Clare Brown admits she made a mistake about Sultanah Terengganu’s role in 1MDB


(FMT) The High Court has set Sept 20 to hear submissions in the RM300 million defamation suit brought by Terengganu’s Sultanah Nur Zahirah against Sarawak Report editor Clare Rewcastle-Brown and two others.

This came about as the plaintiff and defendants concluded the two-day trial after calling a total of five witnesses.

Judicial commissioner Lee Kien How @ Johan Lee thanked the lawyers for their cooperation in conducting the case online.

The trial began on Monday and was completed today.

Rewcastle-Brown, who gave evidence from London, said it was an honest mistake when she wrote a passage in 2018 from her recollection of reading news reports in 2010 where the fugitive businessman Low Taek Jho, or Jho Low, stated how he came to know the Terengganu sultan.

“It was an honest mistake on my part which I believed to be true when I wrote it.
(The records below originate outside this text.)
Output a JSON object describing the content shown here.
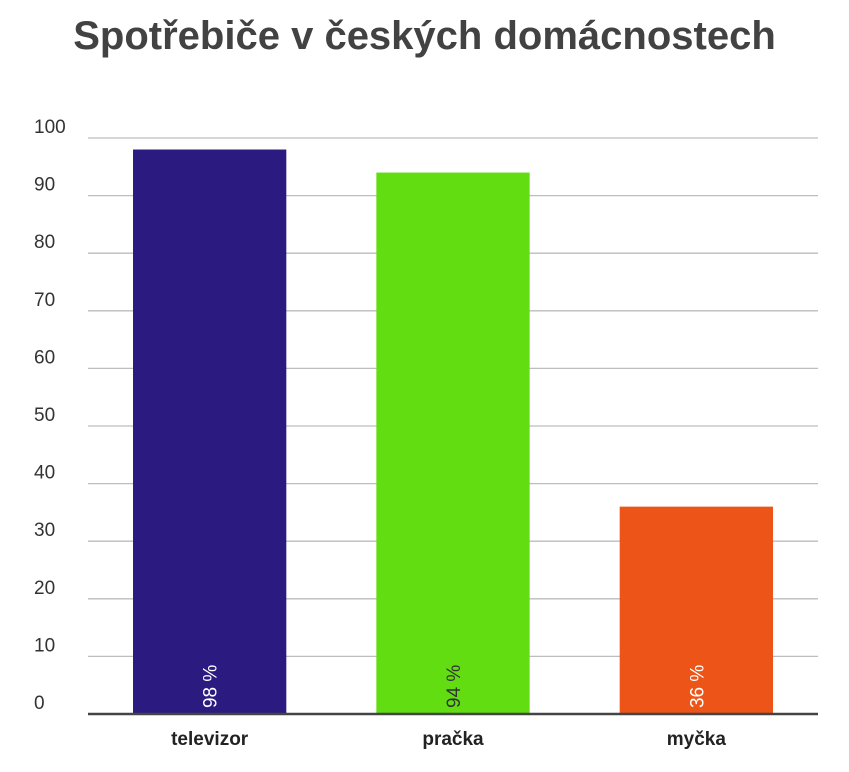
{
  "chart_data": {
    "type": "bar",
    "title": "Spotřebiče v českých domácnostech",
    "categories": [
      "televizor",
      "pračka",
      "myčka"
    ],
    "values": [
      98,
      94,
      36
    ],
    "data_labels": [
      "98 %",
      "94 %",
      "36 %"
    ],
    "colors": [
      "#2b1a80",
      "#62dd12",
      "#ec5418"
    ],
    "label_colors": [
      "#ffffff",
      "#333333",
      "#ffffff"
    ],
    "ylim": [
      0,
      100
    ],
    "yticks": [
      0,
      10,
      20,
      30,
      40,
      50,
      60,
      70,
      80,
      90,
      100
    ],
    "xlabel": "",
    "ylabel": "",
    "grid": true,
    "legend": "none"
  }
}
“There was no malice in my writing of the passage in the said book. I do not know the plaintiff (Sultanah Nur Zahirah) personally and my work has not shown any improprieties on her part,” she said in her witness statement.

The British journalist added that she had no reason to defame and injure the plaintiff’s reputation.
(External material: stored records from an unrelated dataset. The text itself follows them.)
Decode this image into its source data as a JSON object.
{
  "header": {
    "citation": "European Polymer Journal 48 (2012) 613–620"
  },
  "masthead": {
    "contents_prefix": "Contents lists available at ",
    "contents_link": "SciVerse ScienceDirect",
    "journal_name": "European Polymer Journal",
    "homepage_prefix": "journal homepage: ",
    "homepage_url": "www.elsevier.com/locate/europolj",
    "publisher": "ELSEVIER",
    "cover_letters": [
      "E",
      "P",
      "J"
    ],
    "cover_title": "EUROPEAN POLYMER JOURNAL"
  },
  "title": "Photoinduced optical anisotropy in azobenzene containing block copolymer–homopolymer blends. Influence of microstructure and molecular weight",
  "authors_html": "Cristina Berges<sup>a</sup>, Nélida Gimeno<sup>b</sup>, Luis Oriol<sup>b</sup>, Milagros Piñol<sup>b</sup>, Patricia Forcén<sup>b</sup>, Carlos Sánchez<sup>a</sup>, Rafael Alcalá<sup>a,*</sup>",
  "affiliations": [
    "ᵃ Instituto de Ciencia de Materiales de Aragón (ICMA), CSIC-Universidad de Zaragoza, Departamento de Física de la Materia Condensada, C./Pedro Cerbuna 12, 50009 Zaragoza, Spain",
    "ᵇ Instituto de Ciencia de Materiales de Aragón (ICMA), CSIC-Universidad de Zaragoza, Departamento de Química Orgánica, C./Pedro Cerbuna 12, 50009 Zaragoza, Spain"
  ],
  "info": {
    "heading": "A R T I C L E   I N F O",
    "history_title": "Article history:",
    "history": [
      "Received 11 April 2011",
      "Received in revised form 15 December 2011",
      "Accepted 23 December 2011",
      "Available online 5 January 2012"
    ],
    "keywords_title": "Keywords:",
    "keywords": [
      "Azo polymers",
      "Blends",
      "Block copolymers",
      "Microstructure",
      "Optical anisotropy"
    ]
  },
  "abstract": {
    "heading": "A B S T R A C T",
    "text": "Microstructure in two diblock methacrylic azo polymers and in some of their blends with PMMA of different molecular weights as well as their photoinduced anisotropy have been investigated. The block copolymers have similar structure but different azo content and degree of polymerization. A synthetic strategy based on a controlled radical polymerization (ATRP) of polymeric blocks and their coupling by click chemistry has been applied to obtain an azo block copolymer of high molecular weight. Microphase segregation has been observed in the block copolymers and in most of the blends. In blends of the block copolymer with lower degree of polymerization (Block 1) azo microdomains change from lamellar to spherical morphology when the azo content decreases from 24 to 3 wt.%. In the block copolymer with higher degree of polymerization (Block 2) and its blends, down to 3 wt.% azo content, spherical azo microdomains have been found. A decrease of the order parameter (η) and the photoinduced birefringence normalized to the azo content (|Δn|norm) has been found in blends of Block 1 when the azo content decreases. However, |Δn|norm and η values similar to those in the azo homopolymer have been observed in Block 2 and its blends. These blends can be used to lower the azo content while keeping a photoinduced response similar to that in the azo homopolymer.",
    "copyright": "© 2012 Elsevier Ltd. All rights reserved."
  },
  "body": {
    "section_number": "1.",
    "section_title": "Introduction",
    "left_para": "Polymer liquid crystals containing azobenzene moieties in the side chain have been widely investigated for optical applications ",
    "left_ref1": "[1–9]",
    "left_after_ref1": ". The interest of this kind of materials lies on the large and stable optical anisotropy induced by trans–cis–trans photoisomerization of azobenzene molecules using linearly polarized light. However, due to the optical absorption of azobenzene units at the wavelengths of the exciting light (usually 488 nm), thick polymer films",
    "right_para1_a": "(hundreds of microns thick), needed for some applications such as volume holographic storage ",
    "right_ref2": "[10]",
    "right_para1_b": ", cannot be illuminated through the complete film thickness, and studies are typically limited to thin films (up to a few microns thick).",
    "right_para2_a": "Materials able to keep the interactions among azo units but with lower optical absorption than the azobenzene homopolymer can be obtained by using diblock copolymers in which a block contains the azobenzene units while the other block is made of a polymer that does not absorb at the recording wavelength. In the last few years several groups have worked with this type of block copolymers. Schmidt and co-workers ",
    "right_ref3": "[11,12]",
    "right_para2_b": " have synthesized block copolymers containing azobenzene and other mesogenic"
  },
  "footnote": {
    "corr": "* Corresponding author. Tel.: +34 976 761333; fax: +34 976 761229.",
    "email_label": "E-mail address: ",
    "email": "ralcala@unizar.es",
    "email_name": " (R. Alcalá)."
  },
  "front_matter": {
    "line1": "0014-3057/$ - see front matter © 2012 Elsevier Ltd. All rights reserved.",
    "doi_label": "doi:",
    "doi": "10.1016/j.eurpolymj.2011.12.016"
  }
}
She was rebutting the suit filed by the sultanah, who also named publisher Gerakbudaya Enterprise and printer Vinlin Press as defendants.

The sultanah said the defendants defamed her in 2018 in a book titled “The Sarawak Report: The Inside Story of the 1MDB Expose”.
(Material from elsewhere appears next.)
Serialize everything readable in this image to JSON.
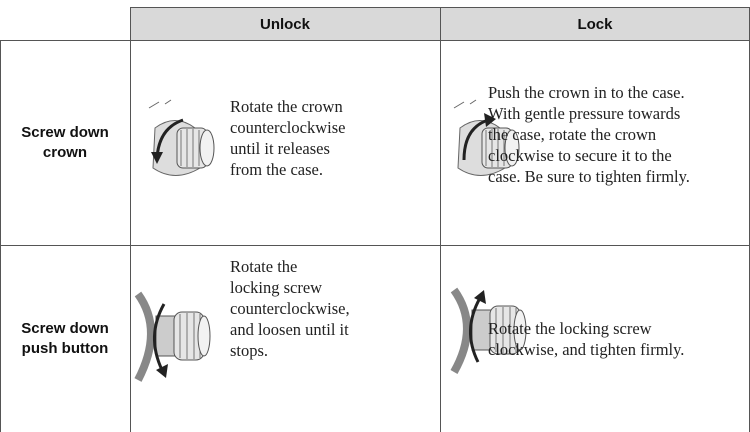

The impugned statement reads: “Jho (fugitive businessman Low Taek Jho, or Jho Low) was also friendly with a key player in Terengganu, the wife of the sultan, whose acquiescence was needed to set up the fund (Terengganu Investment Authority or TIA) and he later cited her support as having been crucial to his obtaining the advisory position.”

The sultanah said the alleged defamatory statement implied that she had interfered in the administration of the state and had used her status to influence the establishment of TIA.

The defendants said they were relying on the defence of justification, fair comment and qualified privilege.

In her book released in September 2018, Rewcastle-Brown had claimed that the sultanah had a hand in setting up TIA and the appointment of Jho Low as its adviser.

However, in the same month, she acknowledged the error and clarified in a reprint of the book that it was the sultan’s sister, and not the sultanah, who was involved.

Despite this, the plaintiff proceeded with the suit as Rewcastle-Brown had failed to issue an express apology.

Lawyers Haaziq Pillay Abdullah and Vishnu Kumar represented the sultanah while Americk Sidhu, Mervyn Lai and How Li Nee appeared for the defendants.